Thursday, October 17, 2013

Toyota i-ROAD concept

Automakers increasingly are turning to electric vehicles to offer buyers zero-emissions mobility, but four-wheeled EVs can be heavy and expensive, and they can’t slice through urban centers any better than regular cars. Toyota thinks it has a solution, and it’s called the i-ROAD. The small, three-wheeled electric-powered concept is something of a cross between a car, a motorcycle, and a fancy golf cart, and Toyota refers to it as a personal mobility vehicle.

i-ROAD Is i-Clever

On paper, the i-ROAD might not seem as cool as conventionally powered three-wheelers such as Morgan’s 3-Wheeler, but it’s actually quite innovative. The i-ROAD seats two passengers in tandem to keep the body as narrow as possible; it measures just 33.5 inches wide, 56.9 inches high, and 92.5 inches long. That’s just a bit more than half the width of a Smart Fortwo Electric Drive, and Toyota claims that the i-ROAD is no wider than a two-wheeler. Toyota must be referring to some of the beefier bikes, but either way, the concept is skinny.

Besides offering hypothetical urban customers a tight, motorcycle-like footprint, the i-ROAD also gives them protection from the elements. Featuring a fully enclosed body—bettering BMW’s odd C1 scooter, which had only a roof panel—the i-ROAD makes a far better foul-weather proposition than a regular motorcycle or even the Morgan or Can-Am Spyder. Toyota says that because the i-ROAD’s passenger cell is fully enclosed, no helmet is necessary—a critical point for the hair-style sensitive. The closed body also means the driver cannot stick his or her foot out to steady the i-ROAD when at rest, so Toyota gave the concept a trick front-wheel setup that keeps it upright without human help.

Toyota calls the i-ROAD’s self-righting front-wheel gadgetry Active Lean technology, and it consists of a geared actuator affixed to each front wheel’s suspension arm. A computer manages the degree of lean of each front wheel—as the angle of lean of one wheel increases, the other lowers by the same amount—using steering angle, a gyroscope, and vehicle speed to induce lean in corners or keep the i-ROAD steady at low speeds. The system also can filter out potentially balance-upsetting road imperfections when traveling in a straight line. The i-ROAD is steered using a squircle-shaped steering wheel rather than a set of handlebars.

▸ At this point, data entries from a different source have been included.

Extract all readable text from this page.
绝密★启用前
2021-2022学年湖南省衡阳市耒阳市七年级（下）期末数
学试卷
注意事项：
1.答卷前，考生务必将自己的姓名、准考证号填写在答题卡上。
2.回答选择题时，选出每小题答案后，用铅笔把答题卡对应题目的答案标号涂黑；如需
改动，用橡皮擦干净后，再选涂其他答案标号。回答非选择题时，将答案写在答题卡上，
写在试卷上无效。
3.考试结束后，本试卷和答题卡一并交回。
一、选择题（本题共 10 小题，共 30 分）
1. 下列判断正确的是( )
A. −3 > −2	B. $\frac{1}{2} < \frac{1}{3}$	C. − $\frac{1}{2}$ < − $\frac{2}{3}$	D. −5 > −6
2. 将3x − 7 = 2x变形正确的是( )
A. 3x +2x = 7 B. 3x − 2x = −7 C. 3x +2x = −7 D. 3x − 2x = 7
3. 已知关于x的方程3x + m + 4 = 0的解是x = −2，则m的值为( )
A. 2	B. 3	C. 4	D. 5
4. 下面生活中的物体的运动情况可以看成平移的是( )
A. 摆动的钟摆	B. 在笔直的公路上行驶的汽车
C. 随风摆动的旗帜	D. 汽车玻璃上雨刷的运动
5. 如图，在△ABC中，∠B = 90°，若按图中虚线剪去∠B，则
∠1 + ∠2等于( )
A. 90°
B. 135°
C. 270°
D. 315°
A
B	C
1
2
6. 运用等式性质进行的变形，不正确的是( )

i-ROAD, Therefore i-Zero Emissions

If you thought the i-ROAD’s front-wheel setup couldn’t get any more involving or interesting—from a technical standpoint, at least—prepare to be further wowed. The i-ROAD is actually front-wheel drive, and no power goes to the rear wheel. Each front wheel features a 2.7-hp in- hub electric motor powered by a shared lithium-ion battery that offers a claimed driving range of 30 miles. Toyota says battery top-offs take just three hours when fed by a “conventional domestic power supply,” but doesn’t indicate which domestic power standard—Japanese, European, or U.S.—is being cited.

There aren’t many exciting electric cars out there right now—excepting Tesla’s quick and attractive Model S—but we’re genuinely tickled by this Toyota concept. It looks cool, and we’re inclined to believe Toyota’s press-release hyperbole regarding the i-ROAD’s “unique driving experience.” We foresee the i-ROAD having far more success in Europe and Japan than here, though, if it ever were to go into production, thanks to the variously tight parking conditions, congested urban centers, and strict emissions regulations. Too bad. Because while the i-ROAD has one less wheel than a Prius, it’s at least three times more interesting.